The answer is not, as Trump has argued, to delay the trial; the proper course is to try Trump as quickly as possible. The right to a speedy trial is not only to protect defendants. As the U.S. Court of Appeals for the D.C. Circuit wrote in assessing Chutkan’s recent gag order ruling, delays “entail serious costs to the [judicial] system … and frustrate the public’s interest in the swift resolution of criminal charges.”
One solution would be to speed proceedings in the appeals court. The D.C. Circuit has proved itself capable of acting expeditiously. For example, Trump appealed Chutkan’s gag order on Oct. 17; the panel ruled on Dec. 8.
But even an accelerated appeals process offers opportunities for delay that Trump would surely exploit. He has already demonstrated his intention to run out the clock: Trump’s lawyer told Chutkan in a hearing Aug. 28 that the defense team would file a motion to dismiss on the grounds of presidential immunity the following week; that did not happen until Oct. 5.
Other speed bumps abound. If Trump were to lose before a three-judge panel, as is highly likely, he could seek review by the full appeals court. He would then have 90 days to take the case to the Supreme Court, although Smith could seek again to jump-start that process. And while the justices can hear emergency cases over the summer, their last oral arguments are ordinarily held in April.
All this argues for bypassing the appeals court now and going directly to the top. Trump’s assertion that he enjoys immunity from prosecution presents a question that the justices have not previously decided, but the issue presented is not so complex that they would benefit much from having it percolate through the lower courts.
If anything, Trump’s claims — he also insists that the prosecution violates his right against double jeopardy after he was acquitted in the Senate impeachment trial — are borderline frivolous. The court has ruled that presidents, in office and after leaving, are absolutely immune from civil lawsuits involving their presidential conduct, but the operating assumption has always been that criminal cases are different and that presidents can be prosecuted once out of office. If not, why would Richard M. Nixon have accepted a pardon immediately after resigning in 1974?
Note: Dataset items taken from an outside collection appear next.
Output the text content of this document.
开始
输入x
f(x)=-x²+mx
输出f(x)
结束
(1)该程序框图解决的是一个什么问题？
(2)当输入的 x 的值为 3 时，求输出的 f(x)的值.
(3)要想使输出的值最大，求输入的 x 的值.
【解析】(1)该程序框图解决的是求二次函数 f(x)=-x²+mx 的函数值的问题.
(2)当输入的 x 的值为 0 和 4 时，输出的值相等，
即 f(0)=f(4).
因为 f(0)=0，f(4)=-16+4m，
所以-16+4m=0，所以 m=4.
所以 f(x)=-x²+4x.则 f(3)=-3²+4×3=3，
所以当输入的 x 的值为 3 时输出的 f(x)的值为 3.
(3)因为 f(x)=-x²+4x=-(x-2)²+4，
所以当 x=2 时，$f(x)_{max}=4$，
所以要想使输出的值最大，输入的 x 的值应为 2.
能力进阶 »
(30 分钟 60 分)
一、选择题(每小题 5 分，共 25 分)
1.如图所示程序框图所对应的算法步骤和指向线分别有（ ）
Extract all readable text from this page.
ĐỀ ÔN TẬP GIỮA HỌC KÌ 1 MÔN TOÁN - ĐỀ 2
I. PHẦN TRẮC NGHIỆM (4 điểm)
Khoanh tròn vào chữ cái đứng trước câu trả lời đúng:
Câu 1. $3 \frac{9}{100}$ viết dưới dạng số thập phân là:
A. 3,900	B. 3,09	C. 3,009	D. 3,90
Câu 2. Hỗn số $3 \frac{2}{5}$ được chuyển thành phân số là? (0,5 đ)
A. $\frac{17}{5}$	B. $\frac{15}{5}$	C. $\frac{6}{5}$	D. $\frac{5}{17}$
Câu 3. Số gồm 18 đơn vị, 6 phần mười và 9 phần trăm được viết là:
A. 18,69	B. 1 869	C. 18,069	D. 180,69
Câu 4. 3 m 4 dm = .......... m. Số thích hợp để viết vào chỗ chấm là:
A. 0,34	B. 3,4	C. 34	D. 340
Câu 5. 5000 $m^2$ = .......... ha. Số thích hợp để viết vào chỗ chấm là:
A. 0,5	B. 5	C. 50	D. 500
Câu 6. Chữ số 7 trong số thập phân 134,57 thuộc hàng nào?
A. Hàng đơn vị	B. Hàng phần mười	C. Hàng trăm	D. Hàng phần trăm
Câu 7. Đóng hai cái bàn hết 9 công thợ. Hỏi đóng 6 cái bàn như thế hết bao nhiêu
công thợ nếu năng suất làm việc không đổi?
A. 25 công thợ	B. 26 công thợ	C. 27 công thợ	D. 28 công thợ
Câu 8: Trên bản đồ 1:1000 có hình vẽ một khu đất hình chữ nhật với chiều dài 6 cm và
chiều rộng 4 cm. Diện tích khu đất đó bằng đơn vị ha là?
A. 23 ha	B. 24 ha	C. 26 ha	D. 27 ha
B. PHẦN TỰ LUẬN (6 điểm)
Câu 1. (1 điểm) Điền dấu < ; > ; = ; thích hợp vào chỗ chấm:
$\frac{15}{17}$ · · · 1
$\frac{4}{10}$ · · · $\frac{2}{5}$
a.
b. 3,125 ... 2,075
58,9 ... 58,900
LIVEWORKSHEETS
Whether Trump is immune from criminal prosecution is not a hard case. As Smith told the court, “The Constitution’s text, structure, and history lend no support to that novel claim.” But it is one that meets the court’s test for granting certiorari before judgment, a case “of such imperative public importance as to justify deviation from normal appellate practice and to require immediate determination in this Court.”
Notably, Smith’s petition made no reference to the election. “The United States recognizes that this is an extraordinary request,” Smith wrote. “This is an extraordinary case.” Yes, and part of what makes it extraordinary is the fact of the defendant’s candidacy. It is prudent on Smith’s part to avoid mentioning that fact, but it is the “brooding omnipresence,” to quote Oliver Wendell Holmes on a different topic, that hangs over the question of timing.
To acknowledge that political reality is not to say that Smith is behaving as a political partisan, seeking to aid President Biden’s bid for reelection. His motivation isn’t to help Biden — it’s to vindicate the public interest in speedy justice. Whatever your political affiliation, having this prosecution interfere with the general election campaign or cloud a future presidency is not in the best interest of the nation.